Train & Pruning with PyTorch

by hou-yz, based on kuangliu/pytorch-cifar

improve inference speed and reduce intermediate feature sizes to favor distributed inference (local device compute half of the model and upload the feature for further computing on stronger devices or cloud).

  • pruning stage-1: prune the whole model to increase inference speed and slightly reduce intermediate feature sizes.

  • pruning stage-2: (based on step-1’s model) for each split-point (where the intermediate feature is transferred to another device for further computation), specifically prune the layer just before the split-point to reduce intermediate feature sizes even more.

only support python3 with pytorch > 0.3.1;
model trained on cifar-10, tested only on vgg-16.

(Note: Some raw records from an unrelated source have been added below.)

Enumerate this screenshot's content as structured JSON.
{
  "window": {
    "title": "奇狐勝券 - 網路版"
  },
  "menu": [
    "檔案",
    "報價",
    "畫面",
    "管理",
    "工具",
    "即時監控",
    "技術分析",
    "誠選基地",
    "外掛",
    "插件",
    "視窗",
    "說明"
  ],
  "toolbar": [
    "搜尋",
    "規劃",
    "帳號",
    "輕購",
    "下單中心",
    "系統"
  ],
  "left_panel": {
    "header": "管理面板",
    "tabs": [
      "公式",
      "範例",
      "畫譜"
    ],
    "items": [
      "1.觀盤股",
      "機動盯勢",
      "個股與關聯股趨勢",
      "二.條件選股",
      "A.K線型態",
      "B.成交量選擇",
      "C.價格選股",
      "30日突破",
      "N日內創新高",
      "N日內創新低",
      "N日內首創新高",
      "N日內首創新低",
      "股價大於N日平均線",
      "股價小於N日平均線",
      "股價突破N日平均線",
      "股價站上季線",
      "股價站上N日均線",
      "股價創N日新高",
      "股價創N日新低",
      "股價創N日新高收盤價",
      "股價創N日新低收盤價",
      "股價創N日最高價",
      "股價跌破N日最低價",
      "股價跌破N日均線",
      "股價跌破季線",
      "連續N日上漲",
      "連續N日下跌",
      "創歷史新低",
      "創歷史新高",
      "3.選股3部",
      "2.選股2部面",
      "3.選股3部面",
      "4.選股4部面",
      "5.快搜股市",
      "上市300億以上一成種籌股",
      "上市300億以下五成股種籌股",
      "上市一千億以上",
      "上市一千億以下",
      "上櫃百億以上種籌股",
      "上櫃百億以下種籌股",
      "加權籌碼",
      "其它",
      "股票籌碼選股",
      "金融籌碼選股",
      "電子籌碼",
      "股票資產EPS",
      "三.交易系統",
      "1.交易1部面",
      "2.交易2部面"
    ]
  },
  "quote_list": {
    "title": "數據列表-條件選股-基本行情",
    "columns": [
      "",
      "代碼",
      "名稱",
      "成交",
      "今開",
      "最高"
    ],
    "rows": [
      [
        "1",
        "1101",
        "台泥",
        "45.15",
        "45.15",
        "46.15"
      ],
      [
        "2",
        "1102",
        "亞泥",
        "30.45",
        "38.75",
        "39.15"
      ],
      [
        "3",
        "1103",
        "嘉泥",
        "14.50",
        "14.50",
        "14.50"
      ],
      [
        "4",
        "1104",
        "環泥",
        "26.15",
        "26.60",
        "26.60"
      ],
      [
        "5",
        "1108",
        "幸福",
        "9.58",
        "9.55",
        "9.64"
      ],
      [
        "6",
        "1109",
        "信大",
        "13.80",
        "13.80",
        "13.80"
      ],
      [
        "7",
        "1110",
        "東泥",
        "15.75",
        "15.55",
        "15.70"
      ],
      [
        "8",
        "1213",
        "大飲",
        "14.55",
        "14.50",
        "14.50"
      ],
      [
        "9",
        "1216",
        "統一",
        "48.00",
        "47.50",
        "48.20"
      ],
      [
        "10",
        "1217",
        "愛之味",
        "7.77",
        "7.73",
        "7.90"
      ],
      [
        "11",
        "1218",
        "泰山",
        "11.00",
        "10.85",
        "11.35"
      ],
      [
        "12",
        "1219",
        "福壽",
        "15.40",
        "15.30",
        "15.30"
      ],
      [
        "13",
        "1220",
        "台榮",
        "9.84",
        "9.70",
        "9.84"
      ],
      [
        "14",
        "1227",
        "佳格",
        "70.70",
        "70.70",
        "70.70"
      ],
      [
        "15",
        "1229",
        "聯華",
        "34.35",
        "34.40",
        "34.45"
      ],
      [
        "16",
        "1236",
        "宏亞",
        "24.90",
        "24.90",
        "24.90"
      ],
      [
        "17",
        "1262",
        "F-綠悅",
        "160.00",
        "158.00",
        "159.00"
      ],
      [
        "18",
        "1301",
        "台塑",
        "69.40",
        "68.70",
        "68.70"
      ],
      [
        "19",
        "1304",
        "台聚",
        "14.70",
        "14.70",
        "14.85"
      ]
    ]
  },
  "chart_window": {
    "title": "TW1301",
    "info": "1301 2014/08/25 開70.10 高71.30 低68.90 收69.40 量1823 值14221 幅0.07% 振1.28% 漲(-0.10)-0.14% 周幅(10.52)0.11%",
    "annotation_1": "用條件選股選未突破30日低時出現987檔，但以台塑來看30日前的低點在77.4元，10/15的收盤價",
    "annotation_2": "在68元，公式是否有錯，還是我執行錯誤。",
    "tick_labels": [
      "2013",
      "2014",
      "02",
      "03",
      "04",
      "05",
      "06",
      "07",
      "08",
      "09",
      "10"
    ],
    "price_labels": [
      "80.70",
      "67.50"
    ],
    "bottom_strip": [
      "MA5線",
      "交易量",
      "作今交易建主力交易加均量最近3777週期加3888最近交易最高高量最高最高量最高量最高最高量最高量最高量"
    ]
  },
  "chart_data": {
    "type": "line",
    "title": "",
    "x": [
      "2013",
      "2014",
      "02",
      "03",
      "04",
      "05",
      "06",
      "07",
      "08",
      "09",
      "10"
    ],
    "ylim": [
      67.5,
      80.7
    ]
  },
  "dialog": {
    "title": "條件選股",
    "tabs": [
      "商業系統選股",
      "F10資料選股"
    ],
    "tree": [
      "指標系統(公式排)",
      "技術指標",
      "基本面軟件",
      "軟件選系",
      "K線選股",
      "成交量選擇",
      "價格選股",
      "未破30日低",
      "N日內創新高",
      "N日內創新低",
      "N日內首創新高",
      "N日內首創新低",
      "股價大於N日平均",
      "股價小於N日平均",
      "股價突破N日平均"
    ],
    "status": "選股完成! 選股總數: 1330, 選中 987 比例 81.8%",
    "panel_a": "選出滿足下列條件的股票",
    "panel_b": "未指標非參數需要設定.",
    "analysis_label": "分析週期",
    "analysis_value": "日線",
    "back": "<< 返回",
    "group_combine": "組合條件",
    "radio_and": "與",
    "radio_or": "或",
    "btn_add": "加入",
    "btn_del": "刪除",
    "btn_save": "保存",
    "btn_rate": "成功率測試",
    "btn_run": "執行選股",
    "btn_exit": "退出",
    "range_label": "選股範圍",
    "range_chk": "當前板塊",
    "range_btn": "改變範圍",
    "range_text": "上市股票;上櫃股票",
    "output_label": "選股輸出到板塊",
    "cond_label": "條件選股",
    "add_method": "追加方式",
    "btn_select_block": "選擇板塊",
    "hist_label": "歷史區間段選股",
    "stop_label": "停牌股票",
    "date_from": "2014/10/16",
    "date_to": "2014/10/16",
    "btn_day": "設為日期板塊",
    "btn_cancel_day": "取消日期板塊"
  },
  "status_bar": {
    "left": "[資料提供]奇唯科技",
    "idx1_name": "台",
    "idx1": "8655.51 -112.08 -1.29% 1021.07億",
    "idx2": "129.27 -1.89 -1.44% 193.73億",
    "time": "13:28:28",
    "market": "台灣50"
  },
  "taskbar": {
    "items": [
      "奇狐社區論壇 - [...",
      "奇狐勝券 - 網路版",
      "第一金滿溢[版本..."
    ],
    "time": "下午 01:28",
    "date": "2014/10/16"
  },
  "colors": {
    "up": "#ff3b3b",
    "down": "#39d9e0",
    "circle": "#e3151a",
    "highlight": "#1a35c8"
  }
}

also added auto-logging and auto chart-drawing.

usage

training:

python main.py --train          # train from scratch
python main.py --resume         # resume training

2-step pruning:

first, in step-1, you can prune the whole model by

python main.py --prune          # prune the whole model

once you finished step-1, you can then prune each layer (step-2) individually for minimum bandwidth requirement with

python main.py --prune_layer    # prune layers and save models separately

chart drawing:

for logging and excel chart drawing, try

python maim.py --test_pruned    # test the pruned model and save *.json logs
python draw_chart.py

which automatically generate the chart.xlsx file.

updates

  • added pruning features;
  • added 2-stage pruning method: --prune & --prune_layer
  • added draw_chart with openpyxl (open in excel);
  • added cpu-only support and windows support.